5. A Luxury Box to the NBA Finals — Almost
I’d be a few thousand dollars short, but I can come close to buying a luxury box to an NBA finals game for my friends and me. Maybe they can chip in and cover the difference?
6. A Lamborghini…Bicycle
$25,000 is enough for a modest new car, yet it isn’t enough for anything too sporty. That’s where Lamborghini’s $25,000 bicycle comes in. This isn’t a motorcycle. It’s just a bicycle that you pedal the old-fashioned way that happens to be designed by the Italian sports car company.
7. Five Zero-Gravity Flights
My college degree might not fulfill my dream of being an astronaut, but my student debt could at least make me feel like one. For $4,500 a pop, I can experience zero-gravity for 25 seconds on a cosmonaut-themed flight in Russia.
8. A Business
The typical small business costs around $30,000 to start up. The idea of being my own boss sounds especially good, as right now I feel like my student debt owns me.
9. 3,576 Hamburgers from Five Guys
That’s a lot of burgers.
10. A Bunker for the End of the World
You never know when an end-of-the-world shelter can come in handy. Prices vary, but I’d probably take a DIY approach and buy my own backhoe to build my end-of-the-world bunker shelter, just to ensure it’s deep enough to survival the Donald Trump presidency.
11. Set It Aside for Retirement
This is a boring yet practical thing to do. Thanks to ridiculously high student loans, graduates of all ages are falling far behind when it comes to saving for retirement.
12. A Pool
I might not have a house or any land to put it on, but the idea of a swimming pool has always been appealing. The typical pool costs $22,000, so I’d buy a diving board and plenty of inflatable pool toys with the leftover money.
13. 6,024 Grande Café Lattes from Starbucks
I think I drank this many while in college, so doing it all again is inevitable.
14. Skydive Training
Forget my college degree. Instead, I should have become a trained skydiver. It only would have cost about $2,500.
15. Travel the World
The money I owe could have lasted a long time in certain parts of the world. At the very least, $25,000 is enough to travel for a year. I’m sure I could make it last even longer than that.
16. Healthcare Costs for a Year
College might seem expensive, but it can’t really compare to medical costs.
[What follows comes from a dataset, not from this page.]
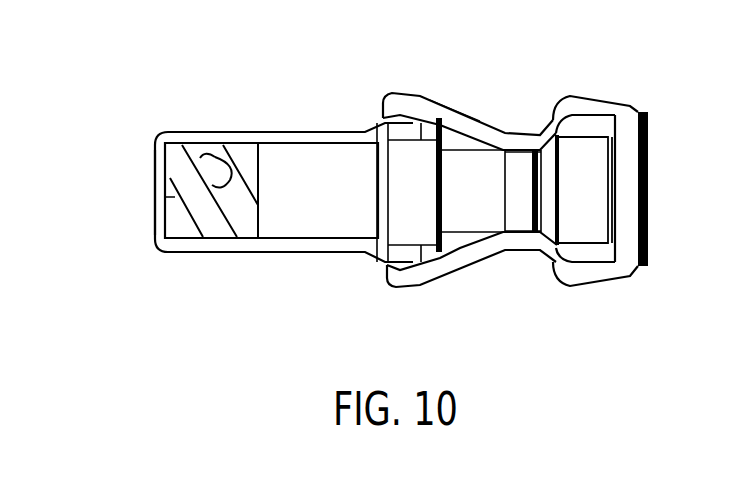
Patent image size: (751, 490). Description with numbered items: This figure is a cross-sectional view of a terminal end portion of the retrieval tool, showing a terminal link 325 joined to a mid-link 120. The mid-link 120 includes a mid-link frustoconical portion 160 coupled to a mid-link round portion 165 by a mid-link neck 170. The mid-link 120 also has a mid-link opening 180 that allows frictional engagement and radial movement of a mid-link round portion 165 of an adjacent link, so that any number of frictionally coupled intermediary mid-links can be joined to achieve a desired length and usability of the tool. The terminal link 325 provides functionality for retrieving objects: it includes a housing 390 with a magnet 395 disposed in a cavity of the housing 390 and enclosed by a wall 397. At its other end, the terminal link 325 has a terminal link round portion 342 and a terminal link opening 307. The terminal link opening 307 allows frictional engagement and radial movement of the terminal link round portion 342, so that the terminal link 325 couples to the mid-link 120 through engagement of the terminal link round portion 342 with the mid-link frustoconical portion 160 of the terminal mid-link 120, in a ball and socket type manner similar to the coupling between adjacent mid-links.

A family of four has around $25,000 in medical costs each year. Fortunately, employers usually cover a big chunk of that with employee health insurance.
17. A Gym Membership for Life
I could work out in an inexpensive $20-a-month gym for 52 years. There’s no way I wouldn’t be fit after that.
18. A Wedding…Almost
The fact that my student loans aren’t quite enough for the average wedding almost makes college seem like a bargain.
19. Credit Card Debt for 1.5 Households
With the average credit card debt at $16,000 per household, my student loans could help out one and a half families.
20. A Hobbit Village
A hobbit home inspired by The Lord of the Rings is less than $5,000. I could create a small village with my debt. Why, you may ask? Why not, is all I have to say in response.
21. Groceries for a Long Time
A single person spends around $300 a month on groceries. I’d be able to eat well for seven years.
22. 16 Cruises
Why not live a little? Cruises cost around $1,800 on average, so I could sail the seven seas and leave all my problems on land.
23. 250 Rescue Cats
Although I’m not sure my landlord would appreciate it as 250 cats definitely goes against the rental policy.
24. Six Horses
Having more than 200 cats is totally impractical. Owning six horses at around $4,000 each is so much more realistic.
25. Almost Half of the Debt That Will Come from Grad School
The average undergrad might owe $25,000 a year, but graduate students owe around $58,000. I can get a head start in paying off a Master’s degree with my current debt. What could possibly go wrong?